As some of you know, for the past 10 months I've had the privilege to practice at the Carl T. Hayden VA Medical Center here in Phoenix. The orientation I underwent to gain this access involved two half-day sessions of instruction in the VA's electronic medical record-keeping system. There are more than 200 physicians and other health service providers practicing under one roof in this VA facility, and many of our patients see multiple clinicians. As you can well imagine, every doctor who sees a new patient wants to know that patient's history, what kind of examinations they've undergone, what sorts of treatments have been administered, and what results the patient has experienced. Let me tell you how delighted I have been with the detail that automatically comes to me before any patient begins chiropractic care. Yes, it took some effort to learn the VA system for communicating patient data, but the effort has been well worth the dividend.
My entry into the VA system was fortuitous in several respects.

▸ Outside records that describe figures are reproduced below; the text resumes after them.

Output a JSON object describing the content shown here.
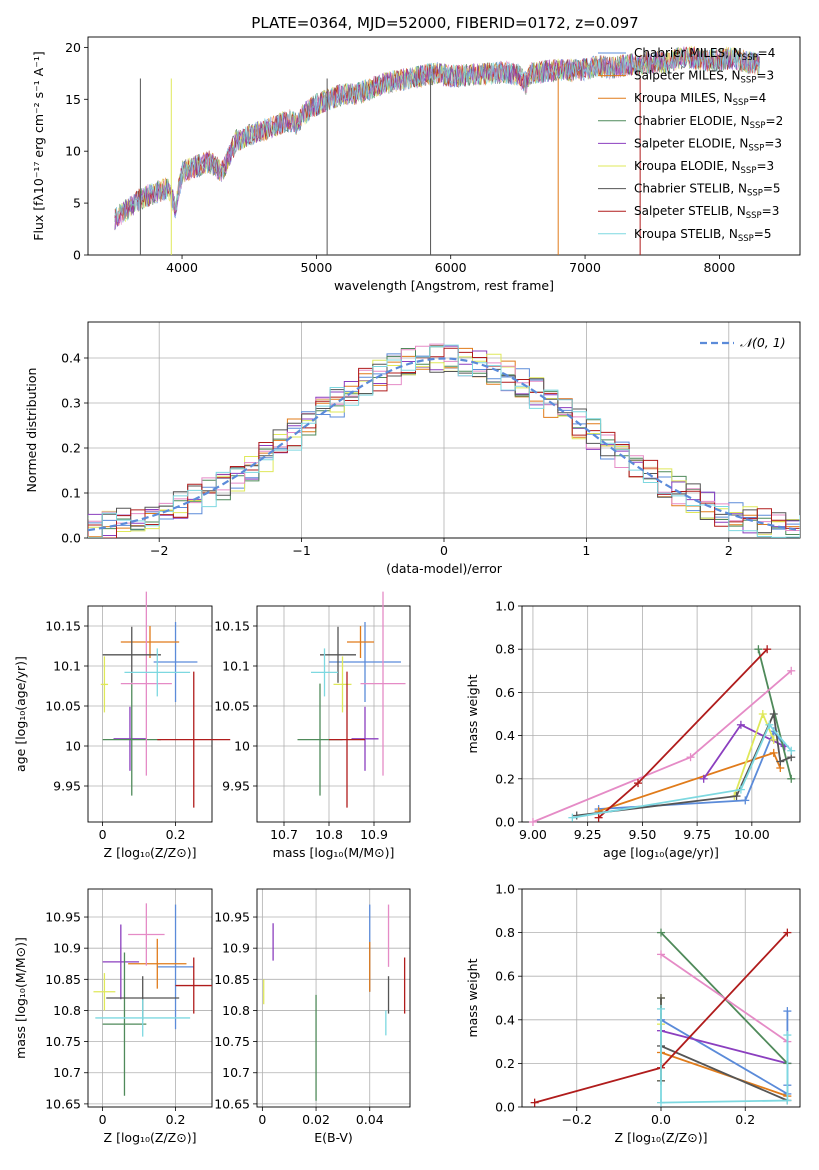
{
  "figure": {
    "title": "PLATE=0364, MJD=52000, FIBERID=0172, z=0.097"
  },
  "colors": [
    "#5b8bd9",
    "#e07b1a",
    "#8b3fbf",
    "#4f8a5a",
    "#dfe85a",
    "#e58bc6",
    "#555555",
    "#b01c1c",
    "#7dd8e0"
  ],
  "chart_data": [
    {
      "id": "spectrum",
      "type": "line",
      "title": "PLATE=0364, MJD=52000, FIBERID=0172, z=0.097",
      "xlabel": "wavelength [Angstrom, rest frame]",
      "ylabel": "Flux [fλ10⁻¹⁷ erg cm⁻² s⁻¹ A⁻¹]",
      "xlim": [
        3300,
        8600
      ],
      "ylim": [
        0,
        21
      ],
      "xticks": [
        4000,
        5000,
        6000,
        7000,
        8000
      ],
      "yticks": [
        0,
        5,
        10,
        15,
        20
      ],
      "legend_position": "right",
      "grid": false,
      "x": [
        3500,
        3600,
        3700,
        3800,
        3900,
        3950,
        4000,
        4100,
        4200,
        4300,
        4400,
        4500,
        4600,
        4700,
        4800,
        4860,
        4900,
        5000,
        5100,
        5200,
        5300,
        5400,
        5500,
        5600,
        5700,
        5800,
        5900,
        6000,
        6100,
        6200,
        6300,
        6400,
        6500,
        6560,
        6600,
        6700,
        6800,
        6900,
        7000,
        7100,
        7200,
        7300,
        7400,
        7500,
        7600,
        7700,
        7800,
        7900,
        8000,
        8100,
        8200,
        8300
      ],
      "y": [
        3.5,
        4.5,
        5.5,
        6,
        6.5,
        4.5,
        8,
        8.5,
        9,
        8,
        11,
        11.5,
        12,
        12.5,
        13,
        12.5,
        13.5,
        14.5,
        15,
        15.5,
        15.5,
        16,
        16.5,
        16.8,
        17,
        17.3,
        17.5,
        17.2,
        17.3,
        17.4,
        17.5,
        17.6,
        17.4,
        16.5,
        17.5,
        17.7,
        17.8,
        17.8,
        17.9,
        18.2,
        18,
        18.3,
        18.4,
        18.6,
        18.5,
        19,
        19,
        18.7,
        18.8,
        19,
        18.6,
        18.4
      ],
      "series": [
        {
          "name": "Chabrier MILES, N",
          "sub": "SSP",
          "suffix": "=4",
          "color": "#5b8bd9"
        },
        {
          "name": "Salpeter MILES, N",
          "sub": "SSP",
          "suffix": "=3",
          "color": "#e07b1a"
        },
        {
          "name": "Kroupa MILES, N",
          "sub": "SSP",
          "suffix": "=4",
          "color": "#e07b1a"
        },
        {
          "name": "Chabrier ELODIE, N",
          "sub": "SSP",
          "suffix": "=2",
          "color": "#4f8a5a"
        },
        {
          "name": "Salpeter ELODIE, N",
          "sub": "SSP",
          "suffix": "=3",
          "color": "#8b3fbf"
        },
        {
          "name": "Kroupa ELODIE, N",
          "sub": "SSP",
          "suffix": "=3",
          "color": "#dfe85a"
        },
        {
          "name": "Chabrier STELIB, N",
          "sub": "SSP",
          "suffix": "=5",
          "color": "#555555"
        },
        {
          "name": "Salpeter STELIB, N",
          "sub": "SSP",
          "suffix": "=3",
          "color": "#b01c1c"
        },
        {
          "name": "Kroupa STELIB, N",
          "sub": "SSP",
          "suffix": "=5",
          "color": "#7dd8e0"
        }
      ]
    },
    {
      "id": "residuals",
      "type": "histogram",
      "xlabel": "(data-model)/error",
      "ylabel": "Normed distribution",
      "xlim": [
        -2.5,
        2.5
      ],
      "ylim": [
        0,
        0.48
      ],
      "xticks": [
        -2,
        -1,
        0,
        1,
        2
      ],
      "yticks": [
        0.0,
        0.1,
        0.2,
        0.3,
        0.4
      ],
      "grid": true,
      "legend_position": "top-right",
      "legend": {
        "label": "𝒩(0, 1)",
        "color": "#5b8bd9",
        "style": "dashed"
      },
      "bin_width": 0.1,
      "reference_curve": "normal(0,1)"
    },
    {
      "id": "age-vs-Z",
      "type": "errorbar",
      "xlabel": "Z [log₁₀(Z/Z⊙)]",
      "ylabel": "age  [log₁₀(age/yr)]",
      "xlim": [
        -0.04,
        0.3
      ],
      "ylim": [
        9.905,
        10.175
      ],
      "xticks": [
        0.0,
        0.2
      ],
      "yticks": [
        9.95,
        10.0,
        10.05,
        10.1,
        10.15
      ],
      "grid": true,
      "points": [
        {
          "x": 0.2,
          "xerr": 0.06,
          "y": 10.105,
          "yerr": 0.05,
          "color": "#5b8bd9"
        },
        {
          "x": 0.13,
          "xerr": 0.08,
          "y": 10.13,
          "yerr": 0.02,
          "color": "#e07b1a"
        },
        {
          "x": 0.075,
          "xerr": 0.045,
          "y": 10.009,
          "yerr": 0.04,
          "color": "#8b3fbf"
        },
        {
          "x": 0.08,
          "xerr": 0.08,
          "y": 10.008,
          "yerr": 0.07,
          "color": "#4f8a5a"
        },
        {
          "x": 0.005,
          "xerr": 0.01,
          "y": 10.077,
          "yerr": 0.035,
          "color": "#dfe85a"
        },
        {
          "x": 0.12,
          "xerr": 0.07,
          "y": 10.078,
          "yerr": 0.115,
          "color": "#e58bc6"
        },
        {
          "x": 0.08,
          "xerr": 0.08,
          "y": 10.114,
          "yerr": 0.035,
          "color": "#555555"
        },
        {
          "x": 0.25,
          "xerr": 0.1,
          "y": 10.008,
          "yerr": 0.085,
          "color": "#b01c1c"
        },
        {
          "x": 0.15,
          "xerr": 0.09,
          "y": 10.092,
          "yerr": 0.03,
          "color": "#7dd8e0"
        }
      ]
    },
    {
      "id": "age-vs-mass",
      "type": "errorbar",
      "xlabel": "mass [log₁₀(M/M⊙)]",
      "ylabel": "",
      "xlim": [
        10.64,
        10.98
      ],
      "ylim": [
        9.905,
        10.175
      ],
      "xticks": [
        10.7,
        10.8,
        10.9
      ],
      "yticks": [
        9.95,
        10.0,
        10.05,
        10.1,
        10.15
      ],
      "grid": true,
      "points": [
        {
          "x": 10.88,
          "xerr": 0.08,
          "y": 10.105,
          "yerr": 0.05,
          "color": "#5b8bd9"
        },
        {
          "x": 10.87,
          "xerr": 0.03,
          "y": 10.13,
          "yerr": 0.02,
          "color": "#e07b1a"
        },
        {
          "x": 10.88,
          "xerr": 0.03,
          "y": 10.009,
          "yerr": 0.04,
          "color": "#8b3fbf"
        },
        {
          "x": 10.78,
          "xerr": 0.05,
          "y": 10.008,
          "yerr": 0.07,
          "color": "#4f8a5a"
        },
        {
          "x": 10.83,
          "xerr": 0.02,
          "y": 10.077,
          "yerr": 0.035,
          "color": "#dfe85a"
        },
        {
          "x": 10.92,
          "xerr": 0.05,
          "y": 10.078,
          "yerr": 0.115,
          "color": "#e58bc6"
        },
        {
          "x": 10.82,
          "xerr": 0.04,
          "y": 10.114,
          "yerr": 0.035,
          "color": "#555555"
        },
        {
          "x": 10.84,
          "xerr": 0.04,
          "y": 10.008,
          "yerr": 0.085,
          "color": "#b01c1c"
        },
        {
          "x": 10.79,
          "xerr": 0.03,
          "y": 10.092,
          "yerr": 0.03,
          "color": "#7dd8e0"
        }
      ]
    },
    {
      "id": "massweight-vs-age",
      "type": "line",
      "xlabel": "age  [log₁₀(age/yr)]",
      "ylabel": "mass weight",
      "xlim": [
        8.95,
        10.22
      ],
      "ylim": [
        0.0,
        1.0
      ],
      "xticks": [
        9.0,
        9.25,
        9.5,
        9.75,
        10.0
      ],
      "yticks": [
        0.0,
        0.2,
        0.4,
        0.6,
        0.8,
        1.0
      ],
      "grid": true,
      "series": [
        {
          "color": "#5b8bd9",
          "points": [
            [
              9.3,
              0.06
            ],
            [
              9.97,
              0.1
            ],
            [
              10.1,
              0.42
            ],
            [
              10.15,
              0.35
            ]
          ]
        },
        {
          "color": "#e07b1a",
          "points": [
            [
              9.3,
              0.05
            ],
            [
              10.1,
              0.32
            ],
            [
              10.13,
              0.25
            ]
          ]
        },
        {
          "color": "#8b3fbf",
          "points": [
            [
              9.78,
              0.2
            ],
            [
              9.95,
              0.45
            ],
            [
              10.15,
              0.35
            ]
          ]
        },
        {
          "color": "#4f8a5a",
          "points": [
            [
              10.03,
              0.8
            ],
            [
              10.18,
              0.2
            ]
          ]
        },
        {
          "color": "#dfe85a",
          "points": [
            [
              9.92,
              0.12
            ],
            [
              10.05,
              0.5
            ],
            [
              10.1,
              0.38
            ]
          ]
        },
        {
          "color": "#e58bc6",
          "points": [
            [
              9.0,
              0.0
            ],
            [
              9.72,
              0.3
            ],
            [
              10.18,
              0.7
            ]
          ]
        },
        {
          "color": "#555555",
          "points": [
            [
              9.2,
              0.03
            ],
            [
              9.93,
              0.12
            ],
            [
              10.1,
              0.5
            ],
            [
              10.13,
              0.28
            ],
            [
              10.18,
              0.3
            ]
          ]
        },
        {
          "color": "#b01c1c",
          "points": [
            [
              9.3,
              0.02
            ],
            [
              9.48,
              0.18
            ],
            [
              10.07,
              0.8
            ]
          ]
        },
        {
          "color": "#7dd8e0",
          "points": [
            [
              9.18,
              0.02
            ],
            [
              9.95,
              0.15
            ],
            [
              10.08,
              0.45
            ],
            [
              10.18,
              0.33
            ]
          ]
        }
      ]
    },
    {
      "id": "mass-vs-Z",
      "type": "errorbar",
      "xlabel": "Z [log₁₀(Z/Z⊙)]",
      "ylabel": "mass [log₁₀(M/M⊙)]",
      "xlim": [
        -0.04,
        0.3
      ],
      "ylim": [
        10.645,
        10.995
      ],
      "xticks": [
        0.0,
        0.2
      ],
      "yticks": [
        10.65,
        10.7,
        10.75,
        10.8,
        10.85,
        10.9,
        10.95
      ],
      "grid": true,
      "points": [
        {
          "x": 0.2,
          "xerr": 0.05,
          "y": 10.87,
          "yerr": 0.1,
          "color": "#5b8bd9"
        },
        {
          "x": 0.15,
          "xerr": 0.08,
          "y": 10.875,
          "yerr": 0.04,
          "color": "#e07b1a"
        },
        {
          "x": 0.05,
          "xerr": 0.05,
          "y": 10.878,
          "yerr": 0.06,
          "color": "#8b3fbf"
        },
        {
          "x": 0.06,
          "xerr": 0.06,
          "y": 10.778,
          "yerr": 0.115,
          "color": "#4f8a5a"
        },
        {
          "x": 0.005,
          "xerr": 0.03,
          "y": 10.83,
          "yerr": 0.03,
          "color": "#dfe85a"
        },
        {
          "x": 0.12,
          "xerr": 0.05,
          "y": 10.922,
          "yerr": 0.05,
          "color": "#e58bc6"
        },
        {
          "x": 0.11,
          "xerr": 0.1,
          "y": 10.82,
          "yerr": 0.035,
          "color": "#555555"
        },
        {
          "x": 0.25,
          "xerr": 0.05,
          "y": 10.84,
          "yerr": 0.045,
          "color": "#b01c1c"
        },
        {
          "x": 0.11,
          "xerr": 0.13,
          "y": 10.788,
          "yerr": 0.03,
          "color": "#7dd8e0"
        }
      ]
    },
    {
      "id": "mass-vs-EBV",
      "type": "errorbar",
      "xlabel": "E(B-V)",
      "ylabel": "",
      "xlim": [
        -0.002,
        0.055
      ],
      "ylim": [
        10.645,
        10.995
      ],
      "xticks": [
        0.0,
        0.02,
        0.04
      ],
      "yticks": [
        10.65,
        10.7,
        10.75,
        10.8,
        10.85,
        10.9,
        10.95
      ],
      "grid": true,
      "points": [
        {
          "x": 0.04,
          "xerr": 0,
          "y": 10.9,
          "yerr": 0.07,
          "color": "#5b8bd9"
        },
        {
          "x": 0.04,
          "xerr": 0,
          "y": 10.87,
          "yerr": 0.04,
          "color": "#e07b1a"
        },
        {
          "x": 0.004,
          "xerr": 0,
          "y": 10.91,
          "yerr": 0.03,
          "color": "#8b3fbf"
        },
        {
          "x": 0.02,
          "xerr": 0,
          "y": 10.74,
          "yerr": 0.085,
          "color": "#4f8a5a"
        },
        {
          "x": 0.0005,
          "xerr": 0,
          "y": 10.83,
          "yerr": 0.02,
          "color": "#dfe85a"
        },
        {
          "x": 0.047,
          "xerr": 0,
          "y": 10.92,
          "yerr": 0.05,
          "color": "#e58bc6"
        },
        {
          "x": 0.047,
          "xerr": 0,
          "y": 10.825,
          "yerr": 0.03,
          "color": "#555555"
        },
        {
          "x": 0.053,
          "xerr": 0,
          "y": 10.84,
          "yerr": 0.045,
          "color": "#b01c1c"
        },
        {
          "x": 0.046,
          "xerr": 0,
          "y": 10.78,
          "yerr": 0.02,
          "color": "#7dd8e0"
        }
      ]
    },
    {
      "id": "massweight-vs-Z",
      "type": "line",
      "xlabel": "Z [log₁₀(Z/Z⊙)]",
      "ylabel": "mass weight",
      "xlim": [
        -0.33,
        0.33
      ],
      "ylim": [
        0.0,
        1.0
      ],
      "xticks": [
        -0.2,
        0.0,
        0.2
      ],
      "yticks": [
        0.0,
        0.2,
        0.4,
        0.6,
        0.8,
        1.0
      ],
      "grid": true,
      "series": [
        {
          "color": "#5b8bd9",
          "points": [
            [
              0.0,
              0.4
            ],
            [
              0.3,
              0.06
            ],
            [
              0.3,
              0.44
            ],
            [
              0.3,
              0.1
            ]
          ]
        },
        {
          "color": "#e07b1a",
          "points": [
            [
              0.0,
              0.25
            ],
            [
              0.3,
              0.05
            ]
          ]
        },
        {
          "color": "#8b3fbf",
          "points": [
            [
              0.0,
              0.35
            ],
            [
              0.3,
              0.2
            ]
          ]
        },
        {
          "color": "#4f8a5a",
          "points": [
            [
              0.0,
              0.8
            ],
            [
              0.3,
              0.2
            ]
          ]
        },
        {
          "color": "#dfe85a",
          "points": [
            [
              0.0,
              0.5
            ],
            [
              0.0,
              0.12
            ],
            [
              0.0,
              0.38
            ]
          ]
        },
        {
          "color": "#e58bc6",
          "points": [
            [
              0.0,
              0.7
            ],
            [
              0.3,
              0.3
            ]
          ]
        },
        {
          "color": "#555555",
          "points": [
            [
              0.0,
              0.5
            ],
            [
              0.0,
              0.12
            ],
            [
              0.0,
              0.28
            ],
            [
              0.3,
              0.03
            ]
          ]
        },
        {
          "color": "#b01c1c",
          "points": [
            [
              -0.3,
              0.02
            ],
            [
              0.0,
              0.18
            ],
            [
              0.3,
              0.8
            ]
          ]
        },
        {
          "color": "#7dd8e0",
          "points": [
            [
              0.0,
              0.45
            ],
            [
              0.0,
              0.02
            ],
            [
              0.3,
              0.03
            ],
            [
              0.3,
              0.33
            ]
          ]
        }
      ]
    }
  ]
}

I had been searching for a good record-keeping system for our private multidoctor clinic. It's tough to get consistency in our small facility, which raised the question in my mind: How does the VA get 200 doctors to use an electronic medical record-keeping system? When I made inquiry at the hospital, the answer came back promptly: "We gave them 30 days to learn it, and if they weren't in compliance, they were fired." As many as 20 percent of the physicians at this federal hospital were let go for this reason. I doubt that the BCE will be quite so heavy-handed, but the goal of relatively uniform, legible, useful health care records for every patient is not an unreasonable one. We must be able to explain and communicate with patients, third-party payers, regulators and other providers if we wish to maximize our service to patients and be compensated for our labors.

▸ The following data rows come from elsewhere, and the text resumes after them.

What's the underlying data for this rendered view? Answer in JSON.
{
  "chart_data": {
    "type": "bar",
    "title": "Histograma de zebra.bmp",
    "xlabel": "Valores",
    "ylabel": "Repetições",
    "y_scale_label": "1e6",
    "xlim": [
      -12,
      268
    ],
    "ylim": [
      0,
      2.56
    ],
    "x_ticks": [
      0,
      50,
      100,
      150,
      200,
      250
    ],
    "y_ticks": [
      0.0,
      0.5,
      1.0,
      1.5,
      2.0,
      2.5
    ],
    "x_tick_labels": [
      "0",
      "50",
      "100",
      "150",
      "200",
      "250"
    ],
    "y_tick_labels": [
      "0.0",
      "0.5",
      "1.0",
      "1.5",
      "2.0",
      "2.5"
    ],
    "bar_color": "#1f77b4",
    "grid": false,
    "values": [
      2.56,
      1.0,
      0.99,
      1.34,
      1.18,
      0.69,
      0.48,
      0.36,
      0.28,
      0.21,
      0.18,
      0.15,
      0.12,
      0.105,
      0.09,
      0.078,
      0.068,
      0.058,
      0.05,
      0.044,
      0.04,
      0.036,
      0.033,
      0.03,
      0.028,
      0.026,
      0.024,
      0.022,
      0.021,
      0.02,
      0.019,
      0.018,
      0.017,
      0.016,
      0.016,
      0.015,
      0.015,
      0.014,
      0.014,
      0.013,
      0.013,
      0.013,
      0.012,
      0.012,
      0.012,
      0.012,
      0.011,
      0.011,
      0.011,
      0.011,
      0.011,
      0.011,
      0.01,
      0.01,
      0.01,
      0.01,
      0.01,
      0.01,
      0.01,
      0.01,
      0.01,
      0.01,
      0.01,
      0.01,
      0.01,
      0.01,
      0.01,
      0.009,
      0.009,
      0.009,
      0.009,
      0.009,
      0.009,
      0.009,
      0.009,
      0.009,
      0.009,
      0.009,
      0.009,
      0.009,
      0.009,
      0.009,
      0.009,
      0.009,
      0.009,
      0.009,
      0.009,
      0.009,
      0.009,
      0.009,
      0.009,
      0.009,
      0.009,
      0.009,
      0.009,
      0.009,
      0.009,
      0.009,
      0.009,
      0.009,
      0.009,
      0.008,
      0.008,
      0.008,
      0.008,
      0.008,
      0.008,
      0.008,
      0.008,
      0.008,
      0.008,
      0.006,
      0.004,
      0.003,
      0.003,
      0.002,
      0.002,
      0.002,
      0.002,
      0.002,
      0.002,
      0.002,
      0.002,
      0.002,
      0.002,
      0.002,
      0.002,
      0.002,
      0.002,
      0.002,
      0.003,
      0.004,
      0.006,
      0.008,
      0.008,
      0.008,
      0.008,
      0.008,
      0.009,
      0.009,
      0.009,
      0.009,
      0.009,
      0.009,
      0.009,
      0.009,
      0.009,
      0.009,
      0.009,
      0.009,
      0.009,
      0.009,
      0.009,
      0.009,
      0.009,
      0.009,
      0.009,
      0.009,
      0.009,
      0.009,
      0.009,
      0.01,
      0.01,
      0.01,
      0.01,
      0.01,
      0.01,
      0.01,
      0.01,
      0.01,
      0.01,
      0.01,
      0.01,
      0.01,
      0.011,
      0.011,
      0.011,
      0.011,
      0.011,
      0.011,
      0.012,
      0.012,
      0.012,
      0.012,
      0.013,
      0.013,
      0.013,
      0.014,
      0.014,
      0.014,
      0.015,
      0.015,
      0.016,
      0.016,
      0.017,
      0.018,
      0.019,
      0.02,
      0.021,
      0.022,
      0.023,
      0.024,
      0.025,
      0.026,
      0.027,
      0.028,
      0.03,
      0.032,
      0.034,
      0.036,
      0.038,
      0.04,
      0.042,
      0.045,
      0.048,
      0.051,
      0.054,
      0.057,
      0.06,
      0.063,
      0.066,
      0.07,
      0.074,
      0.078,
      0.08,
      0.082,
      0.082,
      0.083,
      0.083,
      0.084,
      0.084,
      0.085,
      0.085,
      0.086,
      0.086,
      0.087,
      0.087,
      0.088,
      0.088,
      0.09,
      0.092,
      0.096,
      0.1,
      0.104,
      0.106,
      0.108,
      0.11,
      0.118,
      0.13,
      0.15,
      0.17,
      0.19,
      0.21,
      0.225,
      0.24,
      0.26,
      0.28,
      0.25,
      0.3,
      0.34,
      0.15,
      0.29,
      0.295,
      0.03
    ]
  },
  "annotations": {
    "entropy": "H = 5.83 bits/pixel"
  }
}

I've also been practicing at the Neighborhood Christian Clinic for the past five years. We have 30 volunteer medical doctors, six dentists and six volunteer chiropractors on staff. The allopathic physicians and dentists all make use of electronic medical records. The DCs, on the other hand, are still using paper. We have a growing problem: As the number of participating chiropractors increases, poor penmanship has become a serious barrier to communication and hence to patient care. As head of the chiropractic service at the clinic, it is my intent to have electronic records installed during the next six months. My problem has been finding a system that would meet our needs. With the experience I gained at the VA, I've now found a system that will work anywhere.
In the health care world of the 21st century, an important standard of care is the electronic medical record-keeping system. Technology now provides the sort of quick, easy digital communication that increases the probable benefit to patients. We in chiropractic cannot ignore this development if we wish to participate fully as members of the wider health care system. I know it's not easy to change. I went from writing clinical notes out longhand, to two different scanner systems that required expensive paper, and finally, to seeing a technology emerge that is useful and practical for the average chiropractor's office.

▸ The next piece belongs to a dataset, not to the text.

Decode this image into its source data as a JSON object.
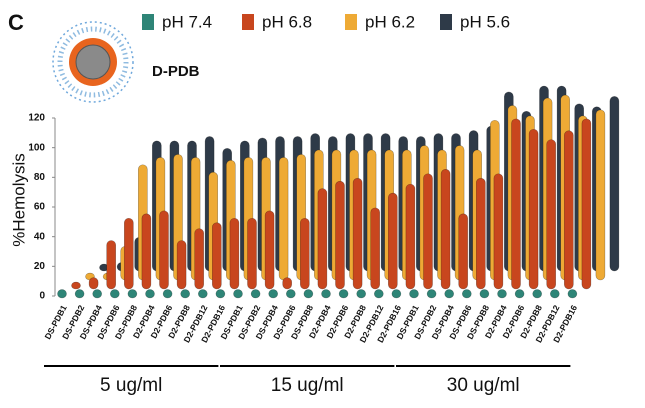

For many years, people have asked me what makes a practice grow and then plateau. The answers are simple.'Sustained growth requires 1) the doctor's passion for his or her work with patients; and 2) the application of effective systems. If you have not established efficient, effective processes and procedures for your office, your practice will be limited by your staff. The electronic medical record-keeping system is part of the system/process you will want to establish for the mutual benefit of patients and their doctor. Please do us all a favor. Do not underestimate the significance of the record-keeping process.
During the next few months, I will be reporting on the sixth new clinic I've opened in my career. This new venture has taught this old dog a number of lessons, and I hope to share what I've learned about what it takes to get a practice to function optimally in the 21st century. I invite your feedback.